The past few months interning at The Well has been an incredibly humbling and valuable experience. From the very beginning there was a strong sense of teamwork and open communication. The staff are all so welcoming and instantly make you feel part of the team. The laidback atmosphere of The Well makes anyone feel right at home, and the blessing that it is to so many is obvious once you are there. I was shocked at first by the number of people who came through the door, and equally as shocked by the resources that The Well is able to provide. Whether someone needs food, a shower, wants to volunteer and work in the bike shop, or simply wants to find some comfort on one of the couches, The Well does not turn them away.
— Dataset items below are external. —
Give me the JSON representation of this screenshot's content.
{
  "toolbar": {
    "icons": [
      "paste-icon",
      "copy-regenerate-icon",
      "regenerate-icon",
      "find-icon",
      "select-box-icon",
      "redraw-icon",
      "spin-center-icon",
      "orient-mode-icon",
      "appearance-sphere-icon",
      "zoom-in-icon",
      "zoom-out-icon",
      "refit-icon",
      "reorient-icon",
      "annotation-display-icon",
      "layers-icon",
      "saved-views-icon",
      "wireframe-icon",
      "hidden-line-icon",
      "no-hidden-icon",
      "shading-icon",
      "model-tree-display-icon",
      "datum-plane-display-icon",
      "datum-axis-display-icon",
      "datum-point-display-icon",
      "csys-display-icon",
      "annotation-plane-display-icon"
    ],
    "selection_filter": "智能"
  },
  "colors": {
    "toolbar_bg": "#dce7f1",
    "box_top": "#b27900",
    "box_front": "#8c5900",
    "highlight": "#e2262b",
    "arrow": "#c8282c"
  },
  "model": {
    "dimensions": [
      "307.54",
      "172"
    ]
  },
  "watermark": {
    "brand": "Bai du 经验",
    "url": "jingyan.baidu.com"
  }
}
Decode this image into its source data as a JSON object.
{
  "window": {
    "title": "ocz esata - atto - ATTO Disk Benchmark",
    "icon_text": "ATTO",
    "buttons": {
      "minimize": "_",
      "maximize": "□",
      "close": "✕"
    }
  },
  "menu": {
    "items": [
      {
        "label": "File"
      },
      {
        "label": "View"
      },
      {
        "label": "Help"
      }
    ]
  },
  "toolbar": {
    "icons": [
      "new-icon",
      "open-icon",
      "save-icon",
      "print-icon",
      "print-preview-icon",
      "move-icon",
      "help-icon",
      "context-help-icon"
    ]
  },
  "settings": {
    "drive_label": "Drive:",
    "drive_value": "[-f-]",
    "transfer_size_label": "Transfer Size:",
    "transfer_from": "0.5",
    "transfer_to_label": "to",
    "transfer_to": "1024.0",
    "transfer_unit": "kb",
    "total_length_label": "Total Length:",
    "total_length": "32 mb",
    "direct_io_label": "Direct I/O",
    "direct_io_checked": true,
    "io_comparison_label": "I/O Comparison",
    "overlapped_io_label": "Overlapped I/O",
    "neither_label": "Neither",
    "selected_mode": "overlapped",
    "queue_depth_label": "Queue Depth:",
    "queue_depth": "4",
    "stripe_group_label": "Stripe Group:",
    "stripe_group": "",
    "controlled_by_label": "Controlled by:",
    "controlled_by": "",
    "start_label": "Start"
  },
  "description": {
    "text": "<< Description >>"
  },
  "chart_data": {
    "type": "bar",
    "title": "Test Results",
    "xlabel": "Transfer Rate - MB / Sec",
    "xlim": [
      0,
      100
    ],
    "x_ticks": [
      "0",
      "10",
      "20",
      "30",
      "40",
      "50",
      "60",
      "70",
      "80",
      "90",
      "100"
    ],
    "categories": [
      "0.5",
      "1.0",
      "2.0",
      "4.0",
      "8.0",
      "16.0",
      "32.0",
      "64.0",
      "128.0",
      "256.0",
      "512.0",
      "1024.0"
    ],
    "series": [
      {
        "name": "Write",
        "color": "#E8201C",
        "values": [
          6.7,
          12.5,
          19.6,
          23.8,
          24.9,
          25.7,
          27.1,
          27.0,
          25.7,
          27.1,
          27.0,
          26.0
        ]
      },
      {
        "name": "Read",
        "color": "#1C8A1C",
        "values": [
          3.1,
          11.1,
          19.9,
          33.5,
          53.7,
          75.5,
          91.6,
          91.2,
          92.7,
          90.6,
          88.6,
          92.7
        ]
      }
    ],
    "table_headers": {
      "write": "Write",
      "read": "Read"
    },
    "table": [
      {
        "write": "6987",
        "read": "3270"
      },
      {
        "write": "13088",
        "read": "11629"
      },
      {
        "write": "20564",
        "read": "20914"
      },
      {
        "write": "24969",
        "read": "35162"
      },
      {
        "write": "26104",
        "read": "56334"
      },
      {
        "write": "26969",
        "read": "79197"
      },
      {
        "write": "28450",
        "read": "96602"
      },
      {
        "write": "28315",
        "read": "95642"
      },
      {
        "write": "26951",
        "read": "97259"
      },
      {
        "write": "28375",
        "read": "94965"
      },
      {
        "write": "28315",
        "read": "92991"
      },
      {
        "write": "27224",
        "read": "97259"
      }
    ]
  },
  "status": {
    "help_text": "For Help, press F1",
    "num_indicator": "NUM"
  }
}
It is clear that those who work at The Well are deeply passionate about what they do and love everyone the same regardless of their status. It wasn’t long before I was building friendships with the guests and looking forward to their company. The Well’s vision is one of compassion, advocacy, and fellowship. The work being done highlights the needs of the city and takes a stand to walk among those who struggle, helping in any way they can. I have enjoyed working at The Well and feel lucky to be part of such a unique and important organization.